Ces supporters prennent peur, un mouvement se produit en bas de la tribune et les premiers supporters pénètrent sur le stade de Charléty, dans un premier temps stoppés par une barrière de sécurité disposée devant les tribunes. Le mouvement continue et les supporters enjambent la dernière barrière. Le service de sécurité du PFC est débordé et les fans sont présents sur la piste d’athlétisme et la pelouse de Charléty.

RMC Sport a pu échanger avec plusieurs ultras Lyonnais depuis vendredi. Tous répètent un élément: "Il fallait protéger notre bâche". La bâche est le totem ultime dans le monde ultra, le symbole d’une identité. "On était très méfiant dès le début des incidents, on avait peur pour notre bâche. Si on était reparti sans, c’était l’affront ultime", affirme un Bad Gones. Finalement, les Lyonnais ont réussi à la conserver.

Les incidents se déroulent pendant plusieurs minutes. Jusqu’au retour des joueurs sur la pelouse, des CRS étaient encore dans les tribunes face aux supporters. Le calme reviendra par la suite. Sur le moment, aucune interpellation par les forces de police. Les Lyonnais (venus de Lyon) ont quitté en premiers le stade avec les deux bus affrétés. 300 mètres après le départ, juste derrière le cimetière présent à côté du stade, un bus sera caillassé et une vitre brisée.
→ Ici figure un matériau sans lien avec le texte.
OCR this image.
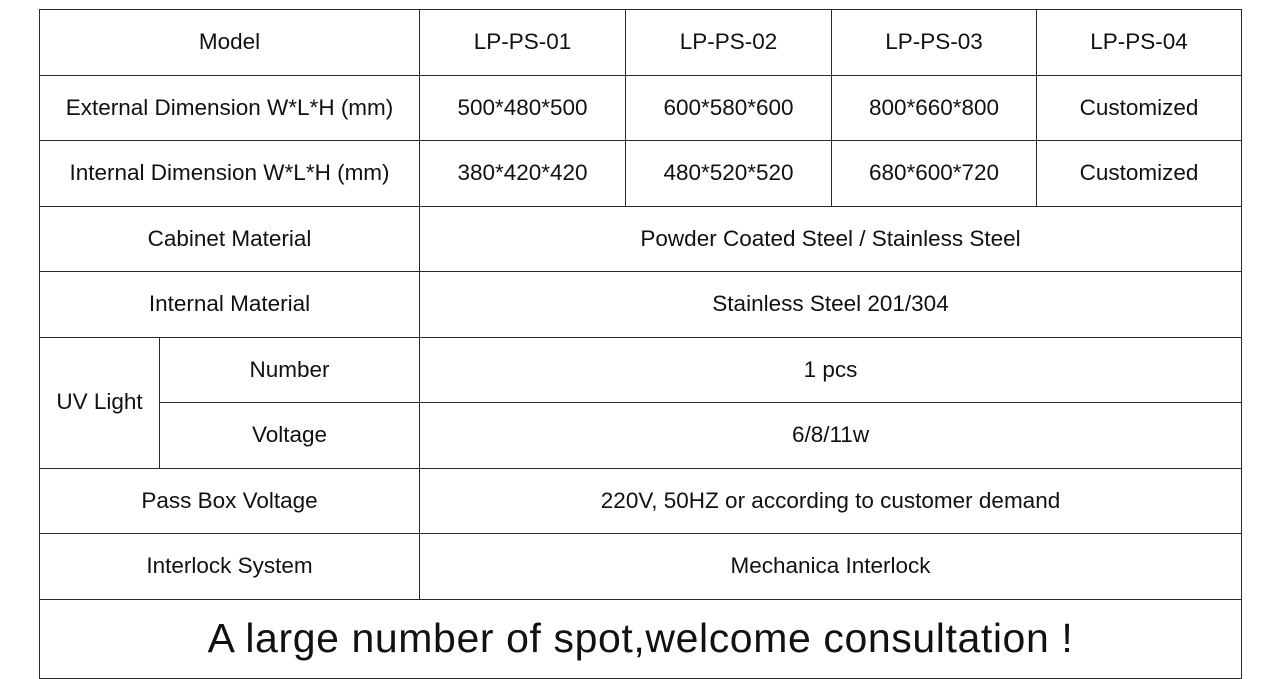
Model		LP-PS-01	LP-PS-02	LP-PS-03	LP-PS-04
External Dimension W*L*H (mm)		500*480*500	600*580*600	800*660*800	Customized
Internal Dimension W*L*H (mm)		380*420*420	480*520*520	680*600*720	Customized
Cabinet Material		Powder Coated Steel / Stainless Steel			
Internal Material		Stainless Steel 201/304			
UV Light	Number	1 pcs			
	Voltage	6/8/11w			
Pass Box Voltage		220V, 50HZ or according to customer demand			
Interlock System		Mechanica Interlock			
A large number of spot,welcome consultation !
"On a connu les policiers plus rapides"

Un dernier point pourrait aussi alimenter les discours des deux clubs: l’intervention des forces de l’ordre. "Ils ont mis un temps fou à intervenir", confie un stadier du service d’ordre du Paris FC. "Il est vrai qu’on a connu les policiers plus rapides et plus vifs", complète un ultra de l’OL. Selon des sources policières à RMC Sport, les CRS interviennent à l’intérieur du stade lorsque le club qui reçoit fait appel à eux et n’est plus en mesure de garantir la sécurité des personnes présentes.

Les enquêteurs ont encore plusieurs points à étudier et des gardes à vue pourraient se reproduire dans les prochains jours à Paris et à Lyon. Comme RMC Sport l’a dévoilé mercredi, les gardes à vue des trois personnes membres de la "porte 411" ont été levées dans la journée. Un classement sans suite a été décidé hier pour l'une d'entre elles, faute d'infraction suffisamment caractérisée. Les deux dernières sont convoquées devant le Tribunal correctionnel à une date ultérieure pour être jugés du chef de violences en réunion. Elles ont été placées sous contrôle judiciaire ce mercredi dans l'attente de leur comparution, avec notamment interdiction de paraître dans un stade ou aux abords.